🤖 AI Summary
Scene graph generation (SGG) suffers significant performance degradation on corrupted images (e.g., noisy or occluded inputs). To address this, this paper proposes a layout-invariance–based robust SGG method. Our core innovation is the first introduction of a layout-guided normalization and reconstruction mechanism, realized via a plug-and-play Layout Embedding Encoder (LEE). LEE employs Instance Normalization to disentangle domain-specific features from structured layout representations, thereby mitigating domain shift between clean and corrupted images and enhancing model generalization. Evaluated on VG-C and GQA-C benchmarks, our method achieves new state-of-the-art results: mean Recall@50 improves by 5.6%, 8.0%, and 6.5% under PredCls, SGCls, and SGDet settings, respectively. These gains empirically validate the critical role of layout priors in robust SGG.
📝 Abstract
In this paper, we introduce a novel method named Robo-SGG, i.e., Layout-Oriented Normalization and Restitution for Robust Scene Graph Generation. Compared to the existing SGG setting, the robust scene graph generation aims to perform inference on a diverse range of corrupted images, with the core challenge being the domain shift between the clean and corrupted images. Existing SGG methods suffer from degraded performance due to compromised visual features e.g., corruption interference or occlusions. To obtain robust visual features, we exploit the layout information, which is domain-invariant, to enhance the efficacy of existing SGG methods on corrupted images. Specifically, we employ Instance Normalization(IN) to filter out the domain-specific feature and recover the unchangeable structural features, i.e., the positional and semantic relationships among objects by the proposed Layout-Oriented Restitution. Additionally, we propose a Layout-Embedded Encoder (LEE) that augments the existing object and predicate encoders within the SGG framework, enriching the robust positional and semantic features of objects and predicates.

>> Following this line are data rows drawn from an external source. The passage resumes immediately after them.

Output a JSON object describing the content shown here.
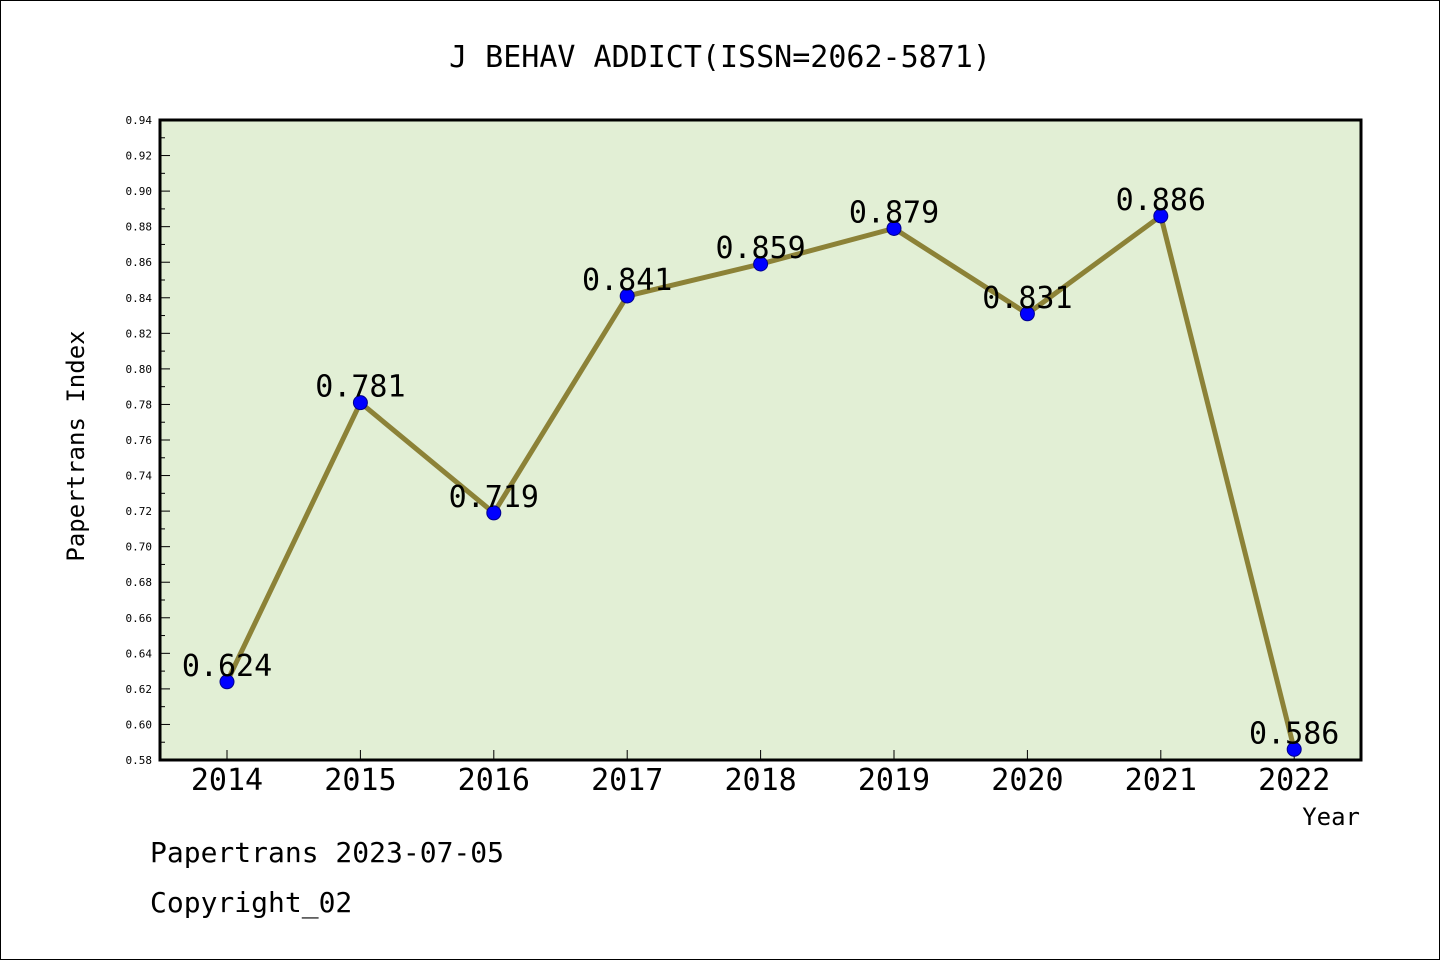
{
  "chart_data": {
    "type": "line",
    "title": "J BEHAV ADDICT(ISSN=2062-5871)",
    "xlabel": "Year",
    "ylabel": "Papertrans Index",
    "categories": [
      "2014",
      "2015",
      "2016",
      "2017",
      "2018",
      "2019",
      "2020",
      "2021",
      "2022"
    ],
    "series": [
      {
        "values": [
          0.624,
          0.781,
          0.719,
          0.841,
          0.859,
          0.879,
          0.831,
          0.886,
          0.586
        ],
        "data_labels": [
          "0.624",
          "0.781",
          "0.719",
          "0.841",
          "0.859",
          "0.879",
          "0.831",
          "0.886",
          "0.586"
        ]
      }
    ],
    "ylim": [
      0.58,
      0.94
    ],
    "yticks": [
      "0.58",
      "0.60",
      "0.62",
      "0.64",
      "0.66",
      "0.68",
      "0.70",
      "0.72",
      "0.74",
      "0.76",
      "0.78",
      "0.80",
      "0.82",
      "0.84",
      "0.86",
      "0.88",
      "0.90",
      "0.92",
      "0.94"
    ],
    "grid": false,
    "colors": {
      "plot_background": "#e2efd5",
      "line": "#8c8237",
      "marker": "#0000ff"
    }
  },
  "footer": {
    "line1": "Papertrans 2023-07-05",
    "line2": "Copyright_02"
  }
}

Note that our proposed Robo-SGG module is designed as a plug-and-play component, which can be easily integrated into any baseline SGG model. Extensive experiments demonstrate that by integrating the state-of-the-art method into our proposed Robo-SGG, we achieve relative improvements of 5.6%, 8.0%, and 6.5% in mR@50 for PredCls, SGCls, and SGDet tasks on the VG-C dataset, respectively, and achieve new state-of-the-art performance in corruption scene graph generation benchmark (VG-C and GQA-C). We will release our source code and model.